Deep Sleep = Clean Brain
Twice last week, sleep and stress created havoc for my children. Maggie, who is a new mother and nurse on a stressful transplant hospital unit, and Zach, who is a hands-on father of two toddlers and president of our family’s exponentially-exploding rum company ( www.brinleygoldshipwreck.com ), both had days from hell. Or at least that’s how it felt from their sleepless windows on the world. (Above: That's Evangeline in the deep sleep of infancy.)
The article, “Sleep: The Brain’s Housekeeper,” and the research study it cites, “Sleep Drives Metabolite Clearance from the Adult Brain” were both published in Science on October 18, 2013 and brought me an entirely new perspective on what Maggie and Zach’s poor brains were experiencing from lack of a good night’s sleep.
“Despite decades of effort, one of the greatest mysteries in biology is why sleep is restorative, and conversely, why lack of sleep impairs brain function,” the researchers write. What they learned in the lab at the University of Rochester working with mice is that during sleep, cerebrospinal fluid (CSF) recirculates through the brain interchanging with interstitial fluid (ISF) to remove the buildup of dangerous proteins including the neuro-toxic, metabolic waste products of cellular activity and the stuff related to neuro-degenerative diseases like Alzheimer’s and Parkinson’s.
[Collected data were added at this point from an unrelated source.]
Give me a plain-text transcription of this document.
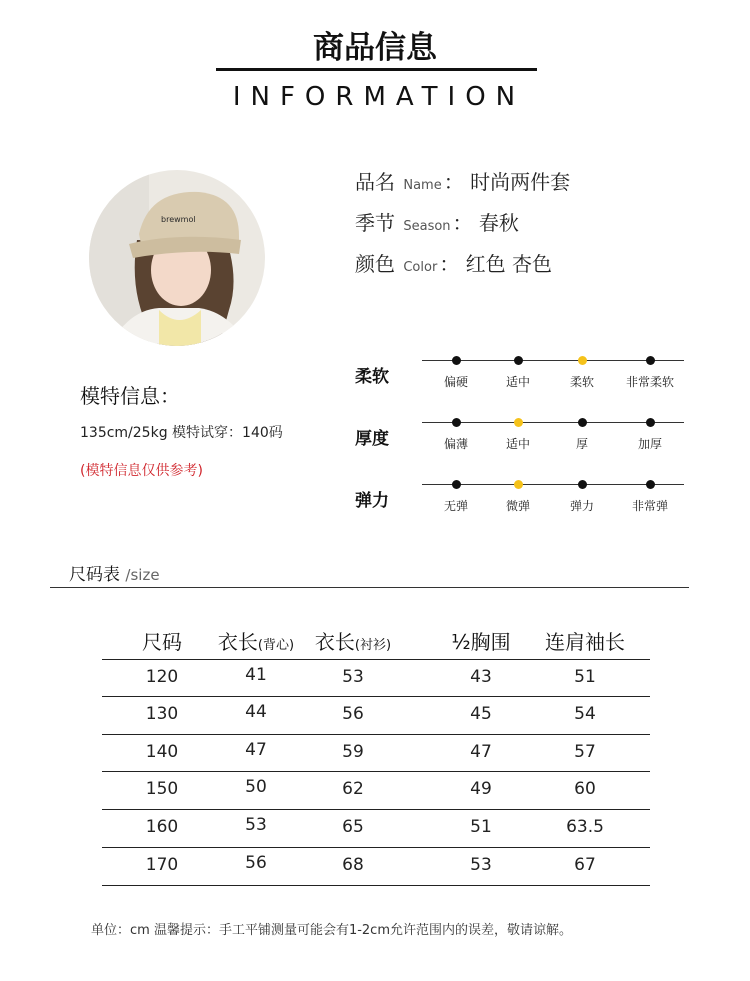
商品信息
INFORMATION
brewmol
模特信息：
135cm/25kg 模特试穿：140码
(模特信息仅供参考)
品名 Name ： 时尚两件套
季节 Season ： 春秋
颜色 Color ： 红色 杏色
柔软	偏硬	适中	柔软	非常柔软
厚度	偏薄	适中	厚	加厚
弹力	无弹	微弹	弹力	非常弹
尺码表 /size
尺码	衣长(背心)	衣长(衬衫)	½胸围	连肩袖长
120	41	53	43	51
130	44	56	45	54
140	47	59	47	57
150	50	62	49	60
160	53	65	51	63.5
170	56	68	53	67
单位：cm 温馨提示：手工平铺测量可能会有1-2cm允许范围内的误差，敬请谅解。
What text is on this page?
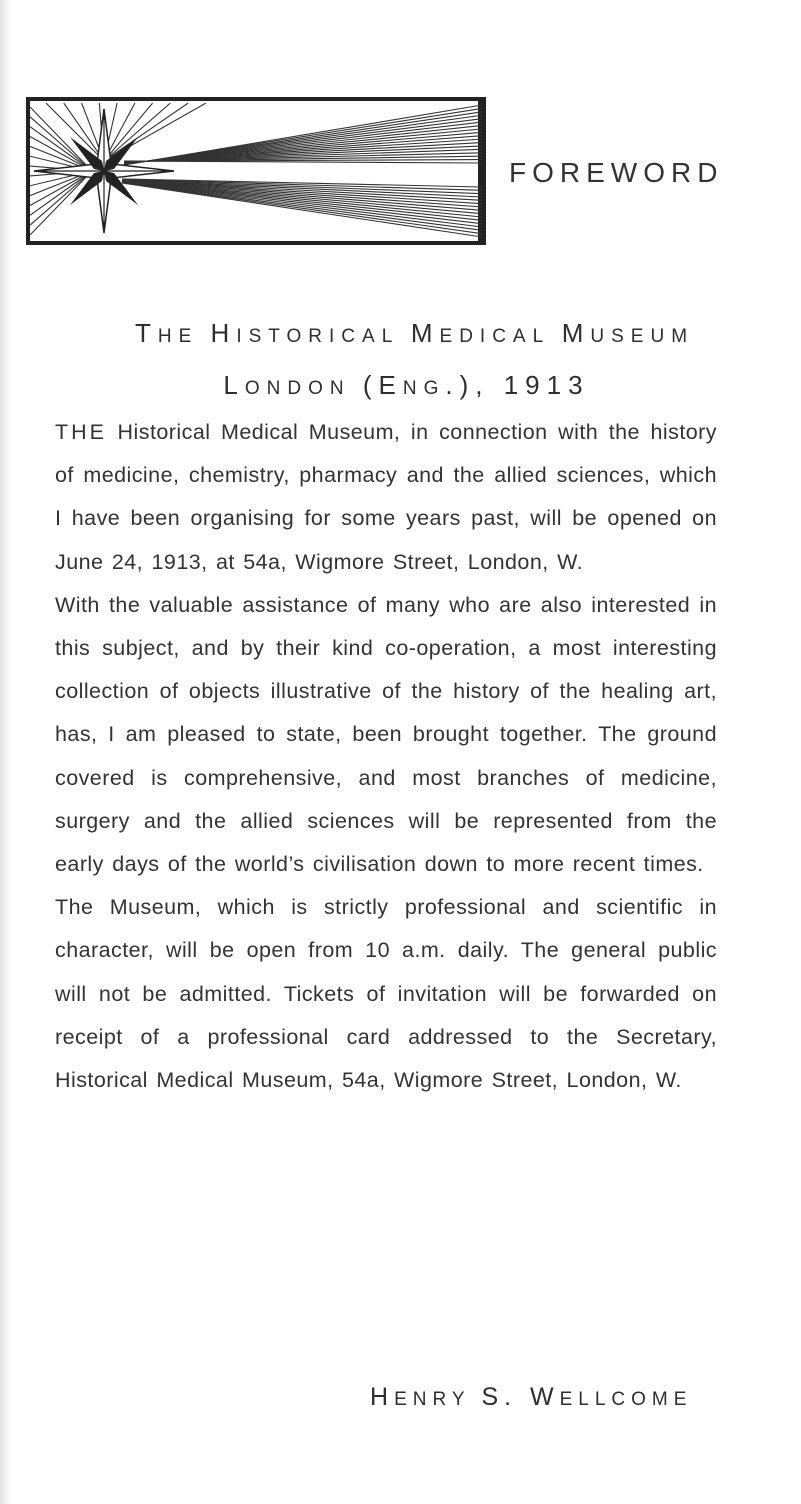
FOREWORD
THE HISTORICAL MEDICAL MUSEUM
LONDON (ENG.), 1913

THE Historical Medical Museum, in connection with the history of medicine, chemistry, pharmacy and the allied sciences, which I have been organising for some years past, will be opened on June 24, 1913, at 54a, Wigmore Street, London, W.

With the valuable assistance of many who are also interested in this subject, and by their kind co-operation, a most interesting collection of objects illustrative of the history of the healing art, has, I am pleased to state, been brought together. The ground covered is comprehensive, and most branches of medicine, surgery and the allied sciences will be represented from the early days of the world’s civilisation down to more recent times.

The Museum, which is strictly professional and scientific in character, will be open from 10 a.m. daily. The general public will not be admitted. Tickets of invitation will be forwarded on receipt of a professional card addressed to the Secretary, Historical Medical Museum, 54a, Wigmore Street, London, W.

HENRY S. WELLCOME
There is a “network of microscopic, fluid-filled channels,” writes article author Emily Underwood, that was first described by Rochester researcher Maiken Nedergaard. Called the glymphatic system, it’s a lot like the lymphatic system in the rest of the body and something the brain sorely needs with its high metabolic rate and fragile neurons. During sleep, to make the housekeeping even more efficient as potentially toxic central nervous system junk is washed out, the channels in the brain even grow larger by more than 60 percent.
(Charlotte has always been the best stroller or car napper!)
This all makes such lovely sense for why we spend one-third of our lives sleeping and why we feel so crazed when we can’t get our daily rest.